A day after heavy rains and flooding, life in Mumbai limped back to normal on Saturday, with train services restored on all three suburban lines.
Ignoring drizzles and an advisory to stay indoors, men and women streamed to suburban stations around the city to head for their offices and other places of work which remained shut on Friday because of the unusually heavy downpour.
A statement issued by the Central and Western Railway sections said all suburban services were running according to the normal schedule, including Harbour line and Trans-Harbour line of the Central Railway. There were, however, delays of 15-45 minutes on several occasions.

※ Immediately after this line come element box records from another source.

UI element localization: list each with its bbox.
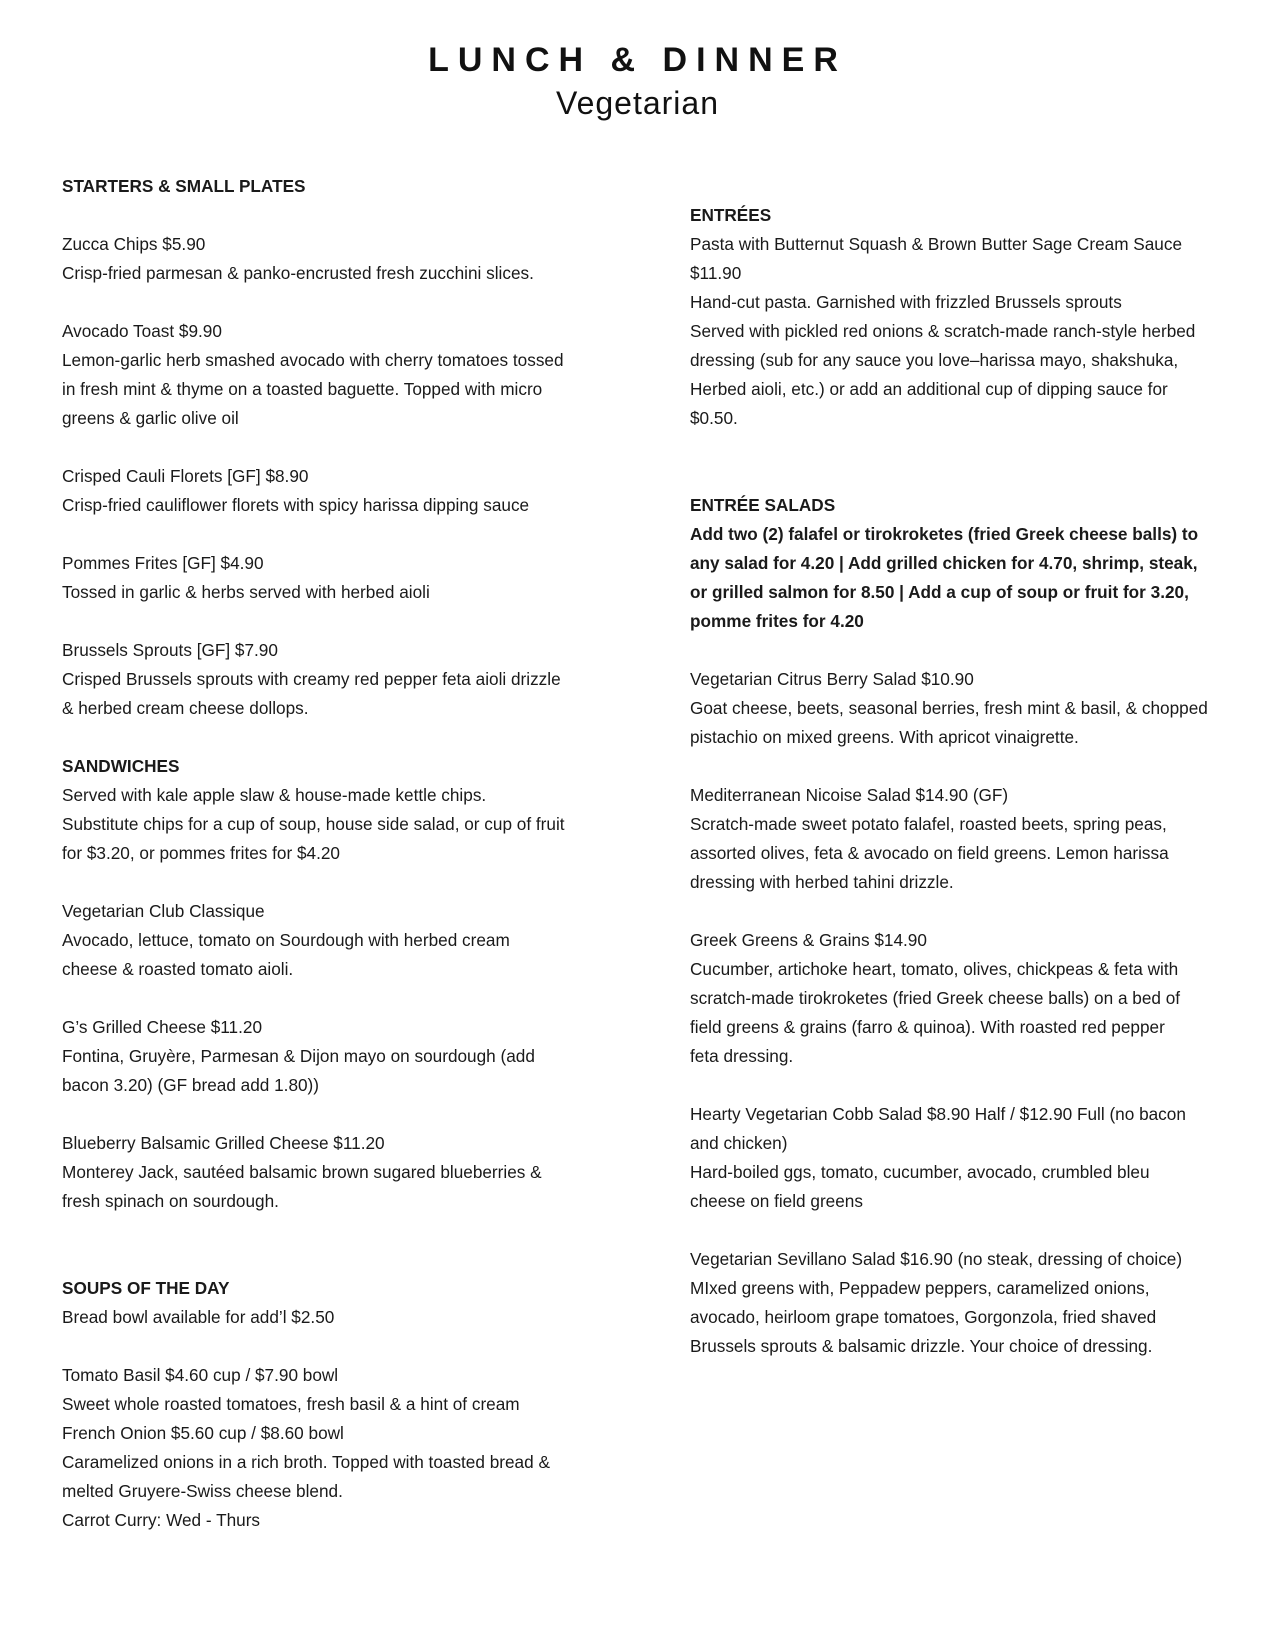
menu-text-line: Avocado Toast $9.90 [62,321,222,341]
menu-text-line: Served with pickled red onions & scratch-made ranch-style herbed [690,321,1196,341]
menu-text-line: Served with kale apple slaw & house-made kettle chips. [62,785,487,805]
menu-text-line: MIxed greens with, Peppadew peppers, caramelized onions, [690,1278,1150,1298]
blank-line [62,520,622,549]
menu-text-line: $11.90 [690,263,742,283]
menu-heading-line: ENTRÉE SALADS [690,495,836,515]
menu-text-line: Hard-boiled ggs, tomato, cucumber, avocado, crumbled bleu [690,1162,1150,1182]
menu-text-line: assorted olives, feta & avocado on field greens. Lemon harissa [690,843,1169,863]
menu-text-line: field greens & grains (farro & quinoa). With roasted red pepper [690,1017,1165,1037]
menu-text-line: Vegetarian Club Classique [62,901,265,921]
blank-line [62,1245,622,1274]
blank-line [690,897,1245,926]
blank-line [690,636,1245,665]
menu-text-line: Brussels sprouts & balsamic drizzle. Your choice of dressing. [690,1336,1153,1356]
blank-line [690,433,1245,462]
menu-text-line: Brussels Sprouts [GF] $7.90 [62,640,278,660]
menu-heading-line: pomme frites for 4.20 [690,611,864,631]
menu-text-line: Vegetarian Citrus Berry Salad $10.90 [690,669,974,689]
menu-text-line: feta dressing. [690,1046,794,1066]
menu-title: LUNCH & DINNER [428,41,847,79]
menu-text-line: Greek Greens & Grains $14.90 [690,930,927,950]
menu-text-line: $0.50. [690,408,738,428]
menu-heading-line: ENTRÉES [690,205,772,225]
blank-line [690,1071,1245,1100]
menu-text-line: cheese on field greens [690,1191,863,1211]
right-column [690,201,1245,1361]
menu-heading-line: any salad for 4.20 | Add grilled chicken for 4.70, shrimp, steak, [690,553,1198,573]
menu-text-line: dressing with herbed tahini drizzle. [690,872,954,892]
menu-text-line: Crisp-fried cauliflower florets with spicy harissa dipping sauce [62,495,530,515]
menu-text-line: Monterey Jack, sautéed balsamic brown sugared blueberries & [62,1162,542,1182]
menu-text-line: Hand-cut pasta. Garnished with frizzled Brussels sprouts [690,292,1122,312]
menu-text-line: Crisped Brussels sprouts with creamy red pepper feta aioli drizzle [62,669,561,689]
menu-text-line: fresh spinach on sourdough. [62,1191,279,1211]
menu-subtitle: Vegetarian [555,85,719,121]
blank-line [62,433,622,462]
menu-text-line: Scratch-made sweet potato falafel, roasted beets, spring peas, [690,814,1167,834]
menu-text-line: Blueberry Balsamic Grilled Cheese $11.20 [62,1133,385,1153]
menu-text-line: cheese & roasted tomato aioli. [62,959,294,979]
menu-text-line: Fontina, Gruyère, Parmesan & Dijon mayo on sourdough (add [62,1046,535,1066]
blank-line [62,1100,622,1129]
menu-heading-line: SOUPS OF THE DAY [62,1278,230,1298]
menu-text-line: Sweet whole roasted tomatoes, fresh basil & a hint of cream [62,1394,520,1414]
blank-line [62,1216,622,1245]
menu-text-line: Lemon-garlic herb smashed avocado with cherry tomatoes tossed [62,350,564,370]
menu-text-line: Pasta with Butternut Squash & Brown Butter Sage Cream Sauce [690,234,1183,254]
blank-line [690,1216,1245,1245]
menu-heading-line: or grilled salmon for 8.50 | Add a cup of soup or fruit for 3.20, [690,582,1189,602]
menu-text-line: Goat cheese, beets, seasonal berries, fresh mint & basil, & chopped [690,698,1208,718]
menu-text-line: Carrot Curry: Wed - Thurs [62,1510,261,1530]
blank-line [690,752,1245,781]
blank-line [62,288,622,317]
blank-line [62,984,622,1013]
menu-text-line: G’s Grilled Cheese $11.20 [62,1017,262,1037]
blank-line [690,462,1245,491]
menu-text-line: Tossed in garlic & herbs served with herbed aioli [62,582,430,602]
menu-text-line: Herbed aioli, etc.) or add an additional cup of dipping sauce for [690,379,1168,399]
menu-text-line: and chicken) [690,1133,788,1153]
menu-text-line: Vegetarian Sevillano Salad $16.90 (no steak, dressing of choice) [690,1249,1183,1269]
menu-text-line: for $3.20, or pommes frites for $4.20 [62,843,340,863]
menu-heading-line: SANDWICHES [62,756,180,776]
blank-line [62,723,622,752]
menu-text-line: Zucca Chips $5.90 [62,234,206,254]
blank-line [62,1332,622,1361]
blank-line [62,201,622,230]
menu-text-line: scratch-made tirokroketes (fried Greek cheese balls) on a bed of [690,988,1181,1008]
menu-text-line: Avocado, lettuce, tomato on Sourdough with herbed cream [62,930,510,950]
menu-text-line: greens & garlic olive oil [62,408,239,428]
menu-heading-line: STARTERS & SMALL PLATES [62,176,306,196]
menu-text-line: French Onion $5.60 cup / $8.60 bowl [62,1423,344,1443]
menu-text-line: pistachio on mixed greens. With apricot vinaigrette. [690,727,1079,747]
menu-text-line: bacon 3.20) (GF bread add 1.80)) [62,1075,320,1095]
menu-text-line: dressing (sub for any sauce you love–harissa mayo, shakshuka, [690,350,1179,370]
menu-text-line: Bread bowl available for add’l $2.50 [62,1307,335,1327]
menu-heading-line: Add two (2) falafel or tirokroketes (fried Greek cheese balls) to [690,524,1199,544]
menu-text-line: Substitute chips for a cup of soup, house side salad, or cup of fruit [62,814,565,834]
menu-text-line: in fresh mint & thyme on a toasted baguette. Topped with micro [62,379,543,399]
menu-text-line: & herbed cream cheese dollops. [62,698,309,718]
menu-text-line: Pommes Frites [GF] $4.90 [62,553,264,573]
menu-text-line: Mediterranean Nicoise Salad $14.90 (GF) [690,785,1009,805]
menu-text-line: Crisped Cauli Florets [GF] $8.90 [62,466,309,486]
menu-text-line: Crisp-fried parmesan & panko-encrusted fresh zucchini slices. [62,263,534,283]
menu-header [0,38,1275,124]
menu-text-line: Tomato Basil $4.60 cup / $7.90 bowl [62,1365,339,1385]
menu-text-line: avocado, heirloom grape tomatoes, Gorgonzola, fried shaved [690,1307,1157,1327]
menu-text-line: Hearty Vegetarian Cobb Salad $8.90 Half / $12.90 Full (no bacon [690,1104,1186,1124]
blank-line [62,607,622,636]
menu-text-line: melted Gruyere-Swiss cheese blend. [62,1481,343,1501]
left-column [62,172,622,1535]
menu-text-line: Caramelized onions in a rich broth. Topped with toasted bread & [62,1452,550,1472]
menu-text-line: Cucumber, artichoke heart, tomato, olives, chickpeas & feta with [690,959,1179,979]
blank-line [62,868,622,897]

However, the Maharashtra government directed all schools and colleges in the city and neighbouring Thane district to stay closed on Saturday.
Banks, financial institutions, shops, business districts, trading areas and commercial establishments across the city started returning to normalcy with near-normal attendance on Saturday.
Video:Excessive rain paralyses Mumbai, people advised to stay indoors
All flights at Chhatrapati Shivaji International Airport on the domestic and international terminals are on schedule, an official spokesperson said.
The India Meteorological Department (IMD) predicted intermittent rain or showers and isolated spells of heavy to very heavy rainfall over the weekend.
VK Rajeev, IMD director (western region), said, “Like Friday, Mumbai, the Konkan and Goa are expected to receive heavy rainfall over the weekend.”
The IMD forecast and a likely high tide of 4.33m around 3.10pm on Saturday prompted civic chief Ajoy Mehta to ask citizens to remain indoors.
Heavy rains pummelled the country's financial capital and its suburbs on Friday. As the skies opened up, 283mm of rain, which is normally received in 10 days, was received in just 24 hours.
Life came to a grinding halt, with several areas of Mumbai waterlogged and local train services cancelled, leaving thousands of commuters stranded.
There have been around eight rain-related casualties, including three in Mumbai and the rest in other parts of Maharashtra so far.
Flooded roads in low-lying areas brought the movement of vehicles to a halt and authorities deployed more than 2,700 traffic police personnel amid chaotic scenes in areas such as Matunga, Kurla, Parel and Dadar. At several places, trees collapsed and vehicles broke down.
Wet airstrips, inconsistent runway visibility and subsequent bunching up of flight schedules slowed air traffic at the Mumbai airport.
Residents lashed out at the administration, questioning its claims of readiness to handle the rains after hundreds of crores of rupees were spent on water pumping stations and improving infrastructure."Mumbai Rains, not a shock to anyone around the world since the Big Bang except the #BMC...Who act like it’s the 1st time it pours every year," tweeted actor Ashwin Mushran.